Dr. Julien Brun (NCEAS) and Dr. Allison Horst (UCSB Bren School) have been developing an R package to help teach data science. The main goal of this package is to offer a set of data sets to replace the usual datasets shipped with R (mtcars, iris, …) with something more exciting and geared towards Environmental Sciences. We aim at developing a data set for each of the 28 sites of the Long Term Ecological Research (LTER) Network. Students on this team will help Julien and Allison with their R package (and accompanying website).

The LTER network is an NSF-funded research program to observe long-term and large scale ecological effects at various sites across the United States. LTER datasets are archived in a centralized data repository managed by the Environmental Data Initiative (EDI).

This project is based on a previous project led by Allison on the Palmer Penguins data set.

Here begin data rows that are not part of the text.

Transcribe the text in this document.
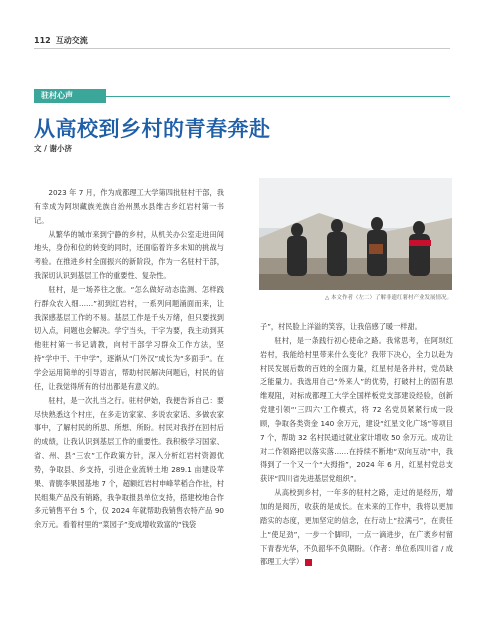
112 互动交流
驻村心声
从高校到乡村的青春奔赴
文 / 谢小济

2023 年 7 月，作为成都理工大学第四批驻村干部，我有幸成为阿坝藏族羌族自治州黑水县维古乡红岩村第一书记。

从繁华的城市来到宁静的乡村，从机关办公室走进田间地头，身份和位的转变的同时，还面临着许多未知的挑战与考验。在推进乡村全面振兴的新阶段，作为一名驻村干部，我深切认识到基层工作的重要性、复杂性。

驻村，是一场荞往之旅。“怎么做好动态监测、怎样践行群众农入细……”初到红岩村，一系列问题涌面而来，让我深感基层工作的不易。基层工作是千头万绪，但只要找到切入点，问题也会解决。学宁当头，干字为要，我主动到其他驻村第一书记请教，向村干部学习群众工作方法，坚持“学中干、干中学”，逐渐从“门外汉”成长为“多面手”。在学会运用简单的引导语言，帮助村民解决问题后，村民的信任，让我觉得所有的付出都是有意义的。

驻村，是一次扎当之行。驻村伊始，我便告诉自己：要尽快熟悉这个村庄，在多走访家家、多说农家话、多做农家事中，了解村民的所思、所想、所盼。村民对我抒在回村后的成绩，让我认识到基层工作的重要性。我积极学习国家、省、州、县“三农”工作政策方针，深入分析红岩村资源优势，争取县、乡支持，引进企业流转土地 289.1 亩建设苹果、青脆李果园基地 7 个，超额红岩村申峰苹稻合作社，村民组集产品没有销路，我争取报县单位支持，搭建校地合作多元销售平台 5 个，仅 2024 年就帮助我销售农特产品 90 余万元。看着村里的“菜园子”变成增收致富的“钱袋

△ 本文作者（左二）了解非遗红薯村产业发展情况。

子”，村民脸上洋溢的笑容，让我倍感了暖一样甜。

驻村，是一条践行初心使命之路。我常思考，在阿坝红岩村，我能给村里带来什么变化？我带下决心，全力以赴为村民发展后数的百姓的全面力量，红星村是各并村，党员缺乏能量力。我选用自己“外来人”的优势，打破村上的固有思维观阻，对标成都理工大学全国样板党支部建设经验，创新党建引领“‘三四六’工作模式，将 72 名党员紧紧行成一段顾，争取各类资金 140 余万元，建设“红星文化广场”等项目 7 个，帮助 32 名村民通过就业家计增收 50 余万元。成功让对二作领路把以落实落……在持续不断地“双向互动”中，我得到了一个又一个“大拇指”，2024 年 6 月，红星村党总支获评“四川省先进基层党组织”。

从高校到乡村，一年多的驻村之路，走过的是经历，增加的是阅历，收获的是成长。在未来的工作中，我将以更加踏实的态度，更加坚定的信念，在行动上“拉满弓”，在责任上“使足劲”，一步一个脚印，一点一滴进步，在广袤乡村留下青春光华，不负韶华不负期盼。（作者：单位系四川省 / 成都理工大学）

Neuroscience Research Institute (NRI)

Exploring and understanding a rare genetic mutation that causes early-onset Alzheimer’s

Student team: Helen Huang, Shivam Misra, Priya Padmanabhan, Pugal Surya, and Rey Yue

Advisors: Juliana Acosta Uribe, Ken Kosik, Joshua Bang, and Alex Franks

How has a present day population been shaped by the risk of Alzheimer’s disease? This population genetics project seeks to understand a rare, variant genetic mutation that causes early-onset Alzheimer’s disease.

With access to a data set made up of the full genome sequences from hundreds of individuals in Columbia, the capstone team’s first goal will be to trace how far back the mutation/mutations responsible for said disorder go. Identifying common ancestors and the timeframe when the first mutation occurred can provide key insights into whether or not the mutation was the result of potential selective advantage. Another goal of the project is to estimate the age of each variant of the disease.

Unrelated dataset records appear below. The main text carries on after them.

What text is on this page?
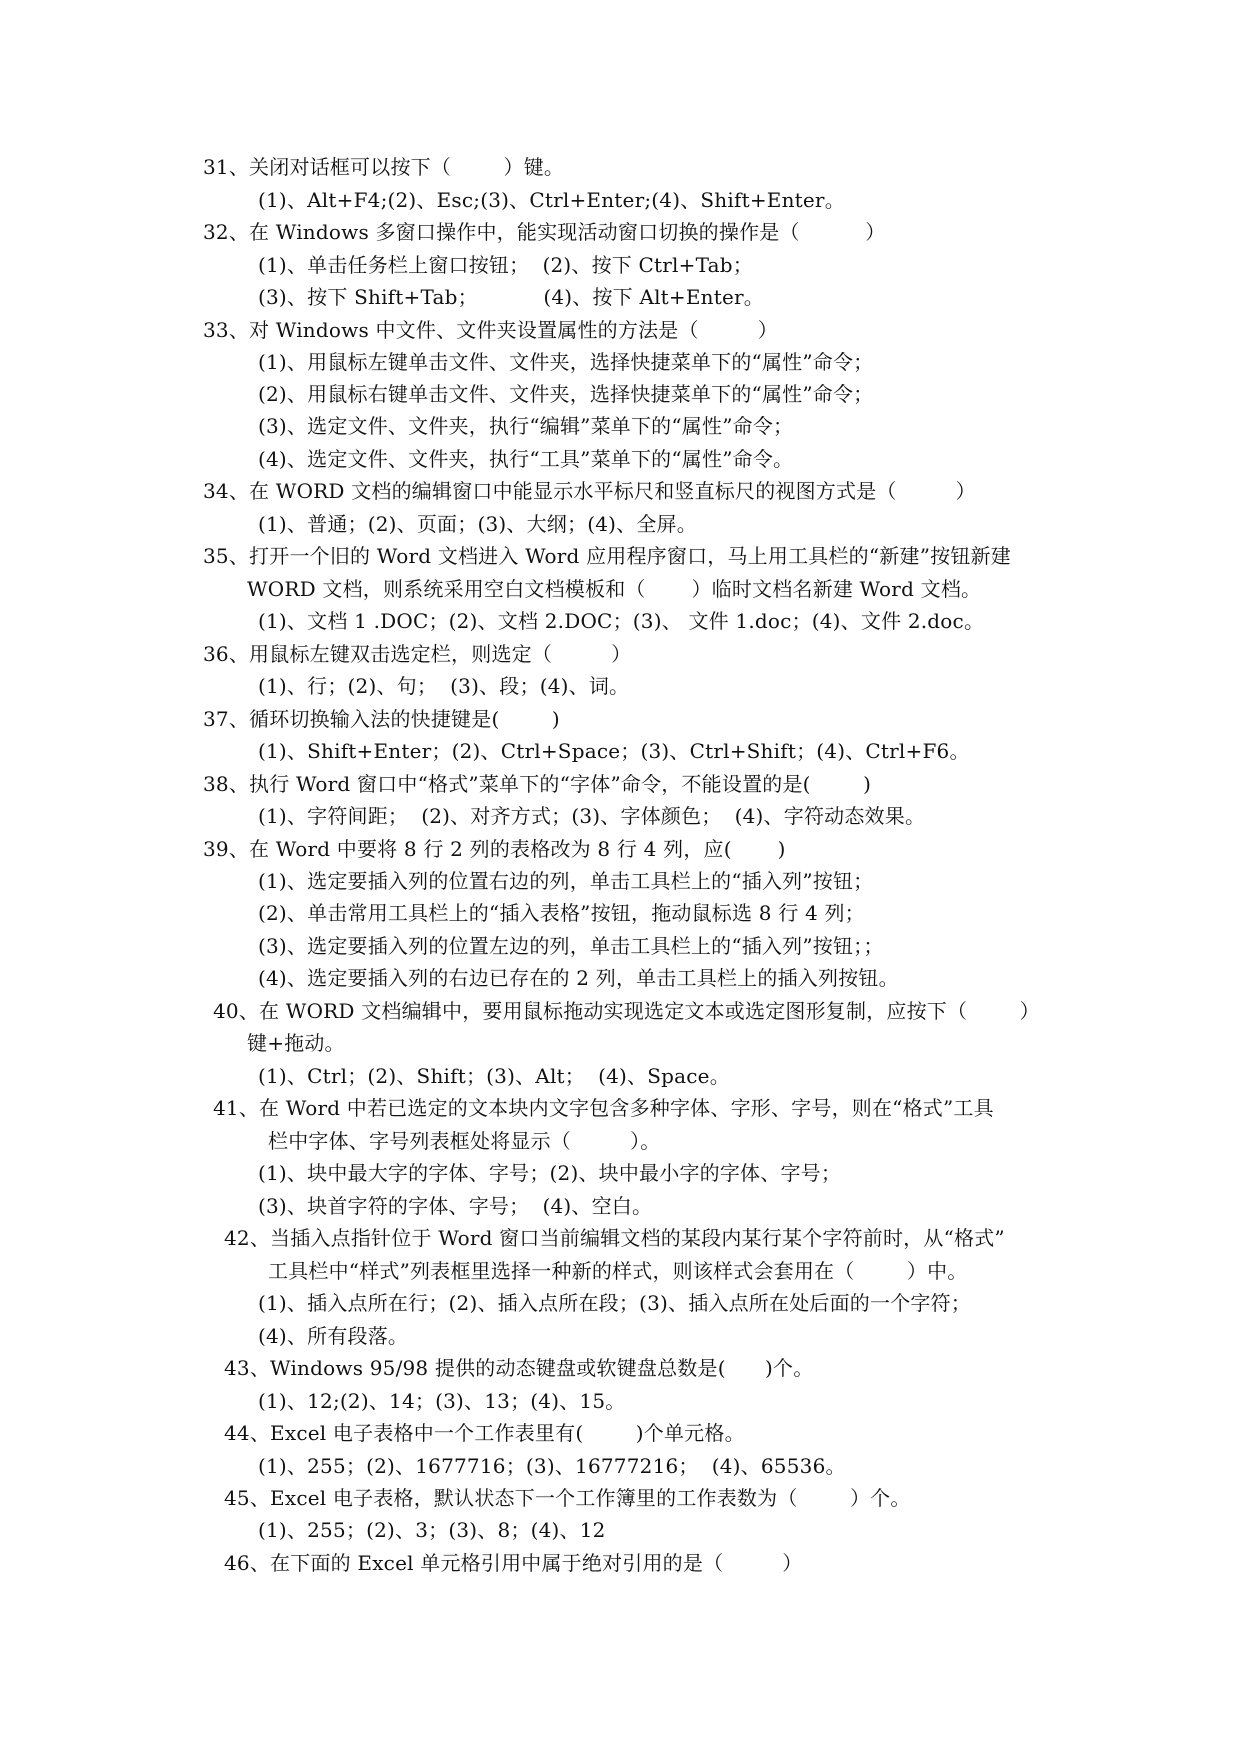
31、关闭对话框可以按下（        ）键。
(1)、Alt+F4;(2)、Esc;(3)、Ctrl+Enter;(4)、Shift+Enter。
32、在 Windows 多窗口操作中，能实现活动窗口切换的操作是（          ）
(1)、单击任务栏上窗口按钮；  (2)、按下 Ctrl+Tab；
(3)、按下 Shift+Tab；          (4)、按下 Alt+Enter。
33、对 Windows 中文件、文件夹设置属性的方法是（         ）
(1)、用鼠标左键单击文件、文件夹，选择快捷菜单下的“属性”命令；
(2)、用鼠标右键单击文件、文件夹，选择快捷菜单下的“属性”命令；
(3)、选定文件、文件夹，执行“编辑”菜单下的“属性”命令；
(4)、选定文件、文件夹，执行“工具”菜单下的“属性”命令。
34、在 WORD 文档的编辑窗口中能显示水平标尺和竖直标尺的视图方式是（         ）
(1)、普通；(2)、页面；(3)、大纲；(4)、全屏。
35、打开一个旧的 Word 文档进入 Word 应用程序窗口，马上用工具栏的“新建”按钮新建
WORD 文档，则系统采用空白文档模板和（       ）临时文档名新建 Word 文档。
(1)、文档 1 .DOC；(2)、文档 2.DOC；(3)、 文件 1.doc；(4)、文件 2.doc。
36、用鼠标左键双击选定栏，则选定（         ）
(1)、行；(2)、句；  (3)、段；(4)、词。
37、循环切换输入法的快捷键是(        )
(1)、Shift+Enter；(2)、Ctrl+Space；(3)、Ctrl+Shift；(4)、Ctrl+F6。
38、执行 Word 窗口中“格式”菜单下的“字体”命令，不能设置的是(        )
(1)、字符间距；  (2)、对齐方式；(3)、字体颜色；  (4)、字符动态效果。
39、在 Word 中要将 8 行 2 列的表格改为 8 行 4 列，应(       )
(1)、选定要插入列的位置右边的列，单击工具栏上的“插入列”按钮；
(2)、单击常用工具栏上的“插入表格”按钮，拖动鼠标选 8 行 4 列；
(3)、选定要插入列的位置左边的列，单击工具栏上的“插入列”按钮；；
(4)、选定要插入列的右边已存在的 2 列，单击工具栏上的插入列按钮。
40、在 WORD 文档编辑中，要用鼠标拖动实现选定文本或选定图形复制，应按下（        ）
键+拖动。
(1)、Ctrl；(2)、Shift；(3)、Alt；  (4)、Space。
41、在 Word 中若已选定的文本块内文字包含多种字体、字形、字号，则在“格式”工具
栏中字体、字号列表框处将显示（         ）。
(1)、块中最大字的字体、字号；(2)、块中最小字的字体、字号；
(3)、块首字符的字体、字号；  (4)、空白。
42、当插入点指针位于 Word 窗口当前编辑文档的某段内某行某个字符前时，从“格式”
工具栏中“样式”列表框里选择一种新的样式，则该样式会套用在（        ）中。
(1)、插入点所在行；(2)、插入点所在段；(3)、插入点所在处后面的一个字符；
(4)、所有段落。
43、Windows 95/98 提供的动态键盘或软键盘总数是(      )个。
(1)、12;(2)、14；(3)、13；(4)、15。
44、Excel 电子表格中一个工作表里有(        )个单元格。
(1)、255；(2)、1677716；(3)、16777216；  (4)、65536。
45、Excel 电子表格，默认状态下一个工作簿里的工作表数为（        ）个。
(1)、255；(2)、3；(3)、8；(4)、12
46、在下面的 Excel 单元格引用中属于绝对引用的是（         ）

This rewarding project introduces exciting biology concepts and terminology, as well as software and tools for analyzing genotype data.

Sansum Diabetes Research Institute

Mil familias data analysis and communication: impact of diabetes in the Latino community

Student team: Zoe Holzer, Lawrence Lin, Vanessa Salgado Zavaleta, Emily San Juan, and Jake Simon

Advisors: Namino Glantz, David Kerr, Jiajing Zheng, and Alex Franks

Almost 1 in 2 Latino adults are at risk of type 2 diabetes. Recent data from the CDC shows that diabetes rates are twice as high for Latinos of Mexican heritage compared with Whites.

SDRI has been operating the Mil Familias project, which focuses on the impact of diabetes in the Latino community. The vision of the Mil Familias Program is to reduce dramatically the burden of diabetes, heart disease, and stroke among Latino families in the United States. Bilingual, specially trained community health workers who are knowledgeable about type 2 diabetes (Especialistas) have interacted with families to collect data, answer questions, and connect families to the appropriate resources. Every year for 10 years, more than 100 variables are measured for each family member using surveys, physical exams, lab tests, and wearable activity monitors. The information that families contribute are then placed in a database about Latino health, behavior, lifestyle, and environment. Based on the data, Mil Familias plans to intervene in the areas of education, prevention, technology, policy, treatment, and more.

This project asks, which factors out of biology, behavior, psychology, society/environment are causing the highest amount of disproportionate burden in the Latino/Latina community of type 2 diabetes in mild (>7%) and severe (>9%) cases respectively?